You couldn’t take your eyes off the road. If you missed slowing down for a frost heave, it would nearly launch the front wheels of the coach off the ground—even driving about 35–45 mph (55–70 kph). Ultimately, I set my cruise on 35 mph (55 kph) and slowed when I saw one.
Occasionally, you would see a single orange flag on one side of the road. While I could not verify this, it appeared that the frost heave would be more prominent on that side of the road (with the flag). Steering into the other lane to cross it seemed to help. With virtually no traffic from either direction on this highway, weaving across lanes was a reasonably safe maneuver.
You are sometimes able to spot a frost heave because, in the distance, the painted center line or edge line appears to weave slightly from side to side. It looks like they painted a slightly curvy line. The flags were easier to see but there were a number of frost heaves that were not flagged.
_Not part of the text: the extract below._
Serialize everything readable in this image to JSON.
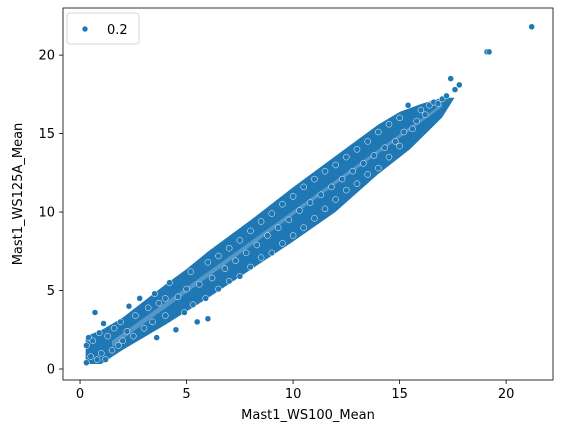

There were literally thousands of frost heaves along that 125-mile (200-km) stretch of highway.
Hitting these humps and depressions at some given speed will cause “porpoising” where the front of your RV is sort of floundering up and down. This takes place when your luck is bad enough that you (A) happen to be going the “correct” speed, (B) there are at least three frost heaves, (C) they are spaced to match your wheelbase length, and (D) you didn’t see them. If/when this happens, each “dip” will be coordinated to launch the coach higher and higher. One analogy is that your coach will act like a person on a trampoline—bouncing higher and higher. Don’t do this. It is not fun.
Don’t take this or any frost heave information lightly.
However, if you do, you will change your mind after driving over the first one.